Step C: Clean, then disinfect (don’t combine unless your product is labeled for it)

  • If visibly dirty: remove soil with a cleaner (or a labeled cleaner-disinfectant used in a cleaning step), then apply disinfectant.
  • Apply disinfectant so the surface stays visibly wet for the full contact time listed for C. auris. US EPA

Step D: Frequency (minimum standard in patient-care areas)

  • Daily cleaning & disinfection for the room and bathroom.
  • Terminal cleaning at discharge/transfer, with heightened detail (often two-person teams or a structured top-to-bottom workflow).
  • After every use for shared equipment and procedure areas. CDC+1

A helpful general principle for terminal cleaning workflow is to proceed systematically through zones and high-touch surfaces rather than randomly (CDC environmental cleaning procedures discuss structured approaches to terminal cleaning). CDC

Step E: PPE and hand hygiene still matter

Environmental disinfection works best when paired with core infection control measures. CDC emphasizes hand hygiene (alcohol-based hand sanitizer when hands are not visibly soiled; soap and water when they are) and the appropriate use of gowns and gloves for patient care activities. CDC+1

How to use EPA List P effectively (without getting lost)

EPA List P is not just a product list—it’s also a verification and use framework:

  • Confirm the product is actually List P: Match the “EPA Reg. No.” from the label to the list. US EPA
  • Don’t assume “fungicidal” equals effective: CDC notes that products with Candida albicans or general fungicidal claims may not be effective against C. auris, which is why C. auris-specific EPA claims matter. CDC
  • Obsess over contact time: EPA explicitly calls this out—different pathogens can have different directions and dwell times, and you must follow the C. auris directions. US EPA

A short checklist you can turn into SOP language

C. auris Disinfecting SOP (facility template):

  • Use an EPA List P disinfectant for routine and terminal disinfection in areas exposed to C. auris. CDC+1
  • Verify product via EPA Reg. No. and train staff on label directions. US EPA
  • Clean visibly dirty areas before disinfection. CDC
  • Keep surfaces wet for the full contact time on the label for C. auris.
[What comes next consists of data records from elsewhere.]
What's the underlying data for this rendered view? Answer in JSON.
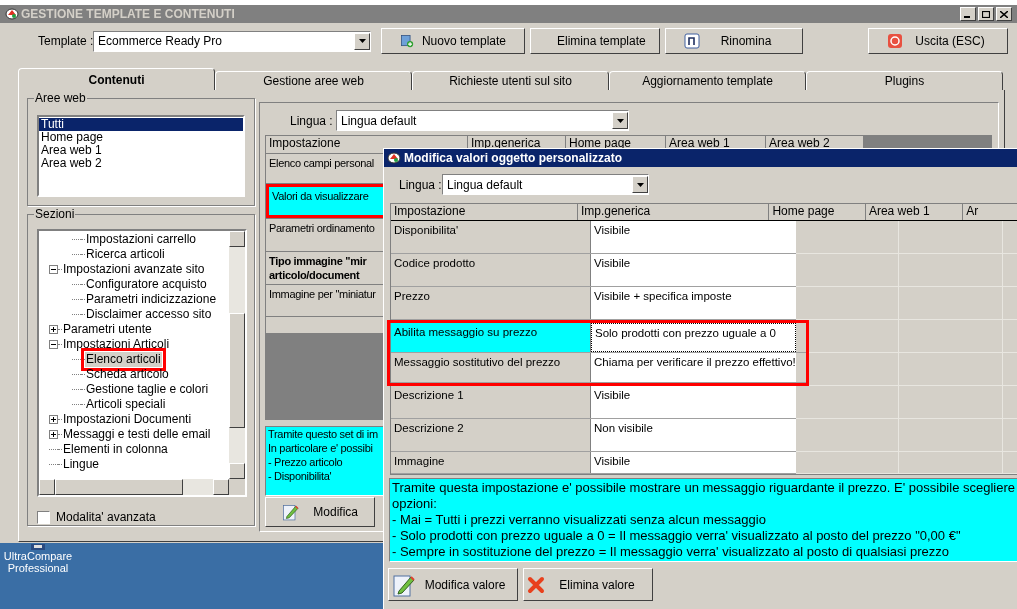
{
  "window": {
    "title": "GESTIONE TEMPLATE E CONTENUTI"
  },
  "template": {
    "label": "Template :",
    "value": "Ecommerce Ready Pro"
  },
  "toolbar": [
    {
      "kind": "new",
      "label": "Nuovo template"
    },
    {
      "kind": "delete",
      "label": "Elimina template"
    },
    {
      "kind": "rename",
      "label": "Rinomina"
    },
    {
      "kind": "exit",
      "label": "Uscita (ESC)"
    }
  ],
  "tabs": [
    {
      "label": "Contenuti",
      "selected": true
    },
    {
      "label": "Gestione aree web",
      "selected": false
    },
    {
      "label": "Richieste utenti sul sito",
      "selected": false
    },
    {
      "label": "Aggiornamento template",
      "selected": false
    },
    {
      "label": "Plugins",
      "selected": false
    }
  ],
  "aree_web": {
    "title": "Aree web",
    "items": [
      {
        "label": "Tutti",
        "selected": true
      },
      {
        "label": "Home page",
        "selected": false
      },
      {
        "label": "Area web 1",
        "selected": false
      },
      {
        "label": "Area web 2",
        "selected": false
      }
    ]
  },
  "sezioni": {
    "title": "Sezioni",
    "orphan_items": [
      {
        "label": "Impostazioni carrello",
        "selected": false,
        "highlighted": false
      },
      {
        "label": "Ricerca articoli",
        "selected": false,
        "highlighted": false
      }
    ],
    "items": [
      {
        "label": "Impostazioni avanzate sito",
        "expanded": true,
        "selected": false,
        "highlighted": false,
        "children": [
          {
            "label": "Configuratore acquisto",
            "selected": false,
            "highlighted": false
          },
          {
            "label": "Parametri indicizzazione",
            "selected": false,
            "highlighted": false
          },
          {
            "label": "Disclaimer accesso sito",
            "selected": false,
            "highlighted": false
          }
        ]
      },
      {
        "label": "Parametri utente",
        "expanded": false,
        "selected": false,
        "highlighted": false
      },
      {
        "label": "Impostazioni Articoli",
        "expanded": true,
        "selected": false,
        "highlighted": false,
        "children": [
          {
            "label": "Elenco articoli",
            "selected": true,
            "highlighted": true
          },
          {
            "label": "Scheda articolo",
            "selected": false,
            "highlighted": false
          },
          {
            "label": "Gestione taglie e colori",
            "selected": false,
            "highlighted": false
          },
          {
            "label": "Articoli speciali",
            "selected": false,
            "highlighted": false
          }
        ]
      },
      {
        "label": "Impostazioni Documenti",
        "expanded": false,
        "selected": false,
        "highlighted": false
      },
      {
        "label": "Messaggi e testi delle email",
        "expanded": false,
        "selected": false,
        "highlighted": false
      },
      {
        "label": "Elementi in colonna",
        "selected": false,
        "highlighted": false
      },
      {
        "label": "Lingue",
        "selected": false,
        "highlighted": false
      }
    ]
  },
  "advanced": {
    "label": "Modalita' avanzata",
    "checked": false
  },
  "content": {
    "language": {
      "label": "Lingua :",
      "value": "Lingua default"
    },
    "columns": [
      "Impostazione",
      "Imp.generica",
      "Home page",
      "Area web 1",
      "Area web 2"
    ],
    "rows": [
      {
        "label": "Elenco campi personal",
        "selected": false,
        "highlighted": false,
        "bold": false
      },
      {
        "label": "Valori da visualizzare",
        "selected": true,
        "highlighted": true,
        "bold": false
      },
      {
        "label": "Parametri ordinamento",
        "selected": false,
        "highlighted": false,
        "bold": false
      },
      {
        "label": "Tipo immagine \"mir\narticolo/document",
        "selected": false,
        "highlighted": false,
        "bold": true
      },
      {
        "label": "Immagine per \"miniatur",
        "selected": false,
        "highlighted": false,
        "bold": false
      }
    ],
    "description": [
      "Tramite questo set di im",
      "In particolare e' possibi",
      "- Prezzo articolo",
      "- Disponibilita'"
    ],
    "button": "Modifica"
  },
  "dialog": {
    "title": "Modifica valori oggetto personalizzato",
    "language": {
      "label": "Lingua :",
      "value": "Lingua default"
    },
    "columns": [
      "Impostazione",
      "Imp.generica",
      "Home page",
      "Area web 1",
      "Ar"
    ],
    "rows": [
      {
        "label": "Disponibilita'",
        "value": "Visibile",
        "selected": false,
        "highlighted": false
      },
      {
        "label": "Codice prodotto",
        "value": "Visibile",
        "selected": false,
        "highlighted": false
      },
      {
        "label": "Prezzo",
        "value": "Visibile + specifica imposte",
        "selected": false,
        "highlighted": false
      },
      {
        "label": "Abilita messaggio su prezzo",
        "value": "Solo prodotti con prezzo uguale a 0",
        "selected": true,
        "highlighted": true
      },
      {
        "label": "Messaggio sostitutivo del prezzo",
        "value": "Chiama per verificare il prezzo effettivo!",
        "selected": false,
        "highlighted": true
      },
      {
        "label": "Descrizione 1",
        "value": "Visibile",
        "selected": false,
        "highlighted": false
      },
      {
        "label": "Descrizione 2",
        "value": "Non visibile",
        "selected": false,
        "highlighted": false
      },
      {
        "label": "Immagine",
        "value": "Visibile",
        "selected": false,
        "highlighted": false
      }
    ],
    "description": [
      "Tramite questa impostazione e' possibile mostrare un messaggio riguardante il prezzo. E' possibile scegliere",
      "opzioni:",
      "- Mai = Tutti i prezzi verranno visualizzati senza alcun messaggio",
      "- Solo prodotti con prezzo uguale a 0 = Il messaggio verra' visualizzato al posto del prezzo \"0,00 €\"",
      "- Sempre in sostituzione del prezzo = Il messaggio verra' visualizzato al posto di qualsiasi prezzo"
    ],
    "buttons": [
      {
        "kind": "edit",
        "label": "Modifica valore"
      },
      {
        "kind": "delete",
        "label": "Elimina valore"
      }
    ]
  },
  "desktop_icons": [
    {
      "label": "UltraCompare Professional"
    }
  ]
}
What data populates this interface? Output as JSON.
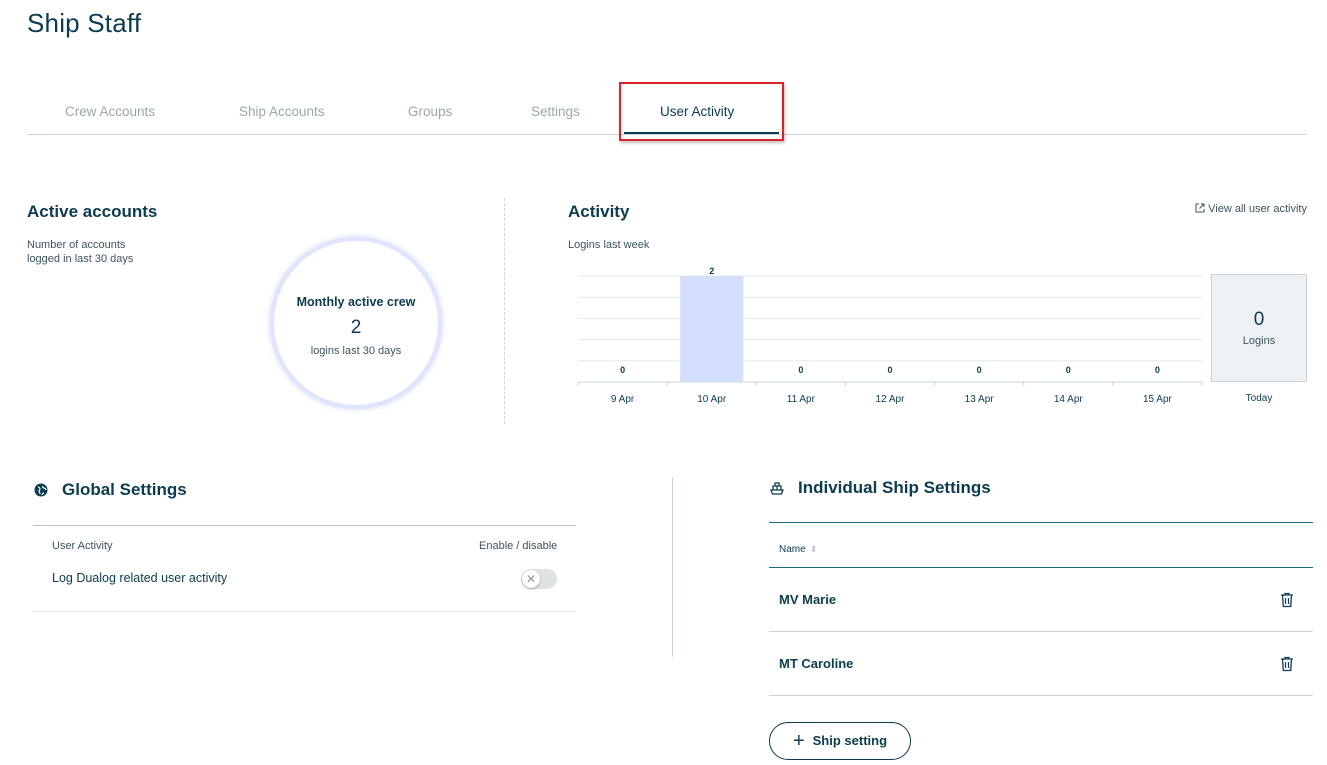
{
  "page": {
    "title": "Ship Staff"
  },
  "tabs": [
    {
      "label": "Crew Accounts"
    },
    {
      "label": "Ship Accounts"
    },
    {
      "label": "Groups"
    },
    {
      "label": "Settings"
    },
    {
      "label": "User Activity",
      "active": true
    }
  ],
  "active_accounts": {
    "title": "Active accounts",
    "description_line1": "Number of accounts",
    "description_line2": "logged in last 30 days",
    "circle_title": "Monthly active crew",
    "circle_value": "2",
    "circle_subtitle": "logins last 30 days"
  },
  "activity": {
    "title": "Activity",
    "subtitle": "Logins last week",
    "view_all_label": "View all user activity",
    "today": {
      "value": "0",
      "label": "Logins",
      "axis_label": "Today"
    }
  },
  "chart_data": {
    "type": "bar",
    "categories": [
      "9 Apr",
      "10 Apr",
      "11 Apr",
      "12 Apr",
      "13 Apr",
      "14 Apr",
      "15 Apr"
    ],
    "values": [
      0,
      2,
      0,
      0,
      0,
      0,
      0
    ],
    "ylim": [
      0,
      2
    ],
    "grid": true,
    "bar_color": "#d4deff"
  },
  "global_settings": {
    "title": "Global Settings",
    "header_left": "User Activity",
    "header_right": "Enable / disable",
    "row_label": "Log Dualog related user activity",
    "toggle_enabled": false
  },
  "ship_settings": {
    "title": "Individual Ship Settings",
    "column_name": "Name",
    "rows": [
      {
        "name": "MV Marie"
      },
      {
        "name": "MT Caroline"
      }
    ],
    "add_button_label": "Ship setting"
  },
  "colors": {
    "primary": "#0d3b4f",
    "highlight_border": "#d8232a",
    "bar": "#d4deff"
  }
}
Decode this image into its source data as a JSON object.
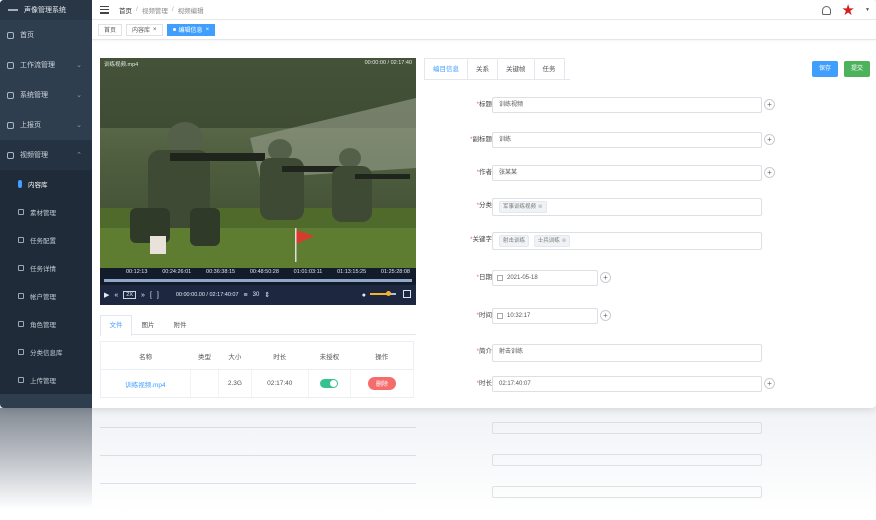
{
  "app": {
    "title": "声像管理系统"
  },
  "sidebar": {
    "items": [
      {
        "label": "首页",
        "icon": "home-icon"
      },
      {
        "label": "工作流管理",
        "icon": "workflow-icon"
      },
      {
        "label": "系统管理",
        "icon": "settings-icon"
      },
      {
        "label": "上报页",
        "icon": "upload-page-icon"
      },
      {
        "label": "视频管理",
        "icon": "video-icon"
      }
    ],
    "submenu": [
      {
        "label": "内容库",
        "active": true
      },
      {
        "label": "素材管理",
        "icon": "material-icon"
      },
      {
        "label": "任务配置",
        "icon": "task-config-icon"
      },
      {
        "label": "任务详情",
        "icon": "task-detail-icon"
      },
      {
        "label": "帐户管理",
        "icon": "account-icon"
      },
      {
        "label": "角色管理",
        "icon": "role-icon"
      },
      {
        "label": "分类信息库",
        "icon": "category-icon"
      },
      {
        "label": "上传管理",
        "icon": "upload-icon"
      }
    ]
  },
  "header": {
    "breadcrumb": [
      "首页",
      "视频管理",
      "视频编辑"
    ]
  },
  "tags": [
    {
      "label": "首页",
      "active": false
    },
    {
      "label": "内容库",
      "active": false
    },
    {
      "label": "编辑信息",
      "active": true
    }
  ],
  "video": {
    "file_name": "训练视频.mp4",
    "top_right": "00:00:00 / 02:17:40",
    "timeline_ticks": [
      "00:12:13",
      "00:24:26:01",
      "00:36:38:15",
      "00:48:50:28",
      "01:01:03:11",
      "01:13:15:25",
      "01:25:28:08"
    ],
    "progress": 0,
    "speed": "2X",
    "time_display": "00:00:00.00 / 02:17:40:07",
    "frame_label": "30",
    "volume": 0.7
  },
  "file_tabs": [
    "文件",
    "图片",
    "附件"
  ],
  "file_table": {
    "columns": [
      "名称",
      "类型",
      "大小",
      "时长",
      "未授权",
      "操作"
    ],
    "rows": [
      {
        "name": "训练视频.mp4",
        "type": "",
        "size": "2.3G",
        "duration": "02:17:40",
        "authorized": true,
        "action": "删除"
      }
    ]
  },
  "form_tabs": [
    "编目信息",
    "关系",
    "关键帧",
    "任务"
  ],
  "form_buttons": {
    "save": "保存",
    "submit": "提交"
  },
  "form": [
    {
      "label": "标题",
      "required": true,
      "value": "训练视频",
      "type": "text",
      "plus": true
    },
    {
      "label": "副标题",
      "required": true,
      "value": "训练",
      "type": "text",
      "plus": true
    },
    {
      "label": "作者",
      "required": true,
      "value": "张某某",
      "type": "text",
      "plus": true
    },
    {
      "label": "分类",
      "required": true,
      "chips": [
        "军事训练视频"
      ],
      "type": "select",
      "plus": false
    },
    {
      "label": "关键字",
      "required": true,
      "chips": [
        "射击训练",
        "士兵训练"
      ],
      "type": "select",
      "plus": false
    },
    {
      "label": "日期",
      "required": true,
      "value": "2021-05-18",
      "type": "date",
      "plus": true
    },
    {
      "label": "时间",
      "required": true,
      "value": "10:32:17",
      "type": "time",
      "plus": true
    },
    {
      "label": "简介",
      "required": true,
      "value": "射击训练",
      "type": "textarea",
      "plus": false
    },
    {
      "label": "时长",
      "required": true,
      "value": "02:17:40:07",
      "type": "text",
      "plus": true
    }
  ],
  "colors": {
    "sidebar_bg": "#2f3e4f",
    "accent": "#409eff",
    "success": "#4cb25b",
    "danger": "#f56c6c"
  }
}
US EPA
  • Disinfect shared equipment after every use. CDC+1
  • Perform daily + terminal cleaning with special attention to high-touch surfaces. CDC

Bottom line

C. auris control succeeds when the facility treats environmental disinfection as a precision process—not a generic cleaning routine. The winning formula is:

1) identify risk areas → 2) use EPA List P products → 3) clean first when needed → 4) hit the full contact time → 5) repeat daily + terminal + after shared equipment use → 6) audit for compliance.